Une fois toutes les couches filtrantes traversées, l’eau est drainée du côté opposé augmentant ainsi son temps de séjour dans le filtre. Ce drainage opposé force alors l’eau à traverser le deuxième filtre inactif ; tout cela dans le but d’avoir une meilleure qualité d’eau. Etant donné que le dépôt de la boue est d’environ 2 à 3 centimètres par an et que la hauteur de revanche du filtre est calée à 40 centimètres du sol, la durée de vie du filtre, sans maintenance est de 10 ans. Cependant, à cause de la minéralisation des boues dans le filtre, il est recommandé une évacuation quinquennale.

L’eau drainée passe ensuite par deux derniers regards où l’aération forcée, qui n’est pas nécessaire en Low-Tech, est effectuée. Les panneaux solaires installés assurent l’alimentation en énergie pour l’injection de l’air et aussi l’envoie de l’eau vers l’appareil à traitement UV et enfin dans un réservoir.

La vidéo ci-dessous détaille le fonctionnement du démonstrateur.

 

Remise d’attestation et passation de responsabilités

Pour clôturer en beauté le projet, ARTELIA a remis une attestation de bonne participation aux étudiants ayant suivis les formations de trois semaines.

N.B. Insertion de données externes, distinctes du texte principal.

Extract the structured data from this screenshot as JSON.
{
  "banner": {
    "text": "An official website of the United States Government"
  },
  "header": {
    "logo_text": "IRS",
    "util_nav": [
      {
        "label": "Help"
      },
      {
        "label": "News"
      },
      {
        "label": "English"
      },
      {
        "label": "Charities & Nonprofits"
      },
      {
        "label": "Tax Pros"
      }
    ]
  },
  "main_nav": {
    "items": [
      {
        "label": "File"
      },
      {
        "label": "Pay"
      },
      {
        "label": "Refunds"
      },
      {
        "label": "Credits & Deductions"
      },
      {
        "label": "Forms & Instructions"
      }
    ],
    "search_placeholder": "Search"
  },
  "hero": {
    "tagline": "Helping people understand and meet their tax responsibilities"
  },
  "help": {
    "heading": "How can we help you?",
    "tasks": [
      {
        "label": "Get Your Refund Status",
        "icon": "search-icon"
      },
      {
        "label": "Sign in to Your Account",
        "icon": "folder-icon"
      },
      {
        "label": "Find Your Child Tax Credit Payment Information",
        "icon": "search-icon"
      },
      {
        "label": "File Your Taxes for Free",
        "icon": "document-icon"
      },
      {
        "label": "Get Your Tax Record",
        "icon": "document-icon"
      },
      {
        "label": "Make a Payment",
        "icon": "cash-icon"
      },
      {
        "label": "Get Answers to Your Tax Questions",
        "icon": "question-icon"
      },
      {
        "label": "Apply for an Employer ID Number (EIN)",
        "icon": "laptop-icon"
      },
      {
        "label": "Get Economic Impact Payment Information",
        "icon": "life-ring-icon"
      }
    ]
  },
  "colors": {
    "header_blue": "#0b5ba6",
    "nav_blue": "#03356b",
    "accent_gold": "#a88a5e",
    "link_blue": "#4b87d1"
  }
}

Et enfin, une convention a été signée entre le Ministère de l’Eau, de l’Assainissement et de l’Hygiène (MEAH), représente par Madame la Secrétaire Générale, et le consortium ARTELIA France, EcoBird et ARTELIA Madagascar indiquant les responsabilités de chaque partie prenante. En recevant les clés d’accès au dispositif, Madame la SG a tenu a remercié le consortium et le Service Economique et l’Ambassade de France, et a réitéré l’engagement du MEAH par rapport à la pérennisation et la mise à l’échelle du dispositif.

  1. Quelle suite ?

Depuis 2022, au sein du MEAH, le volet Assainissement est séparé du volet Eau, lui accordant ainsi plus d’importance. On peut ainsi imaginer une amélioration de l’assainissement urbain de Madagascar dans les prochaines années. Plusieurs villes telles que Antananarivo, Mahajanga (appuyée par le GESCOD) et Fianarantsoa ont aujourd’hui un Code Municipal d’Hygiène (CMH). Cependant, même s’il existe ainsi de nombreux textes fondateurs de la politique sectorielle de l’assainissement ceux-ci doivent être mis en application. De même, les fonds dédiés à l’assainissement et à l’hygiène restent encore minimes par rapport à ceux dédiés au volet eau.

Les clés du démonstrateur ont été remises au MEAH et à la fin du mois d’août, Artelia remettra au MEAH un document de recommandations pour l’assainissement en milieu urbain pour accompagner le pays vers un environnement plus sain.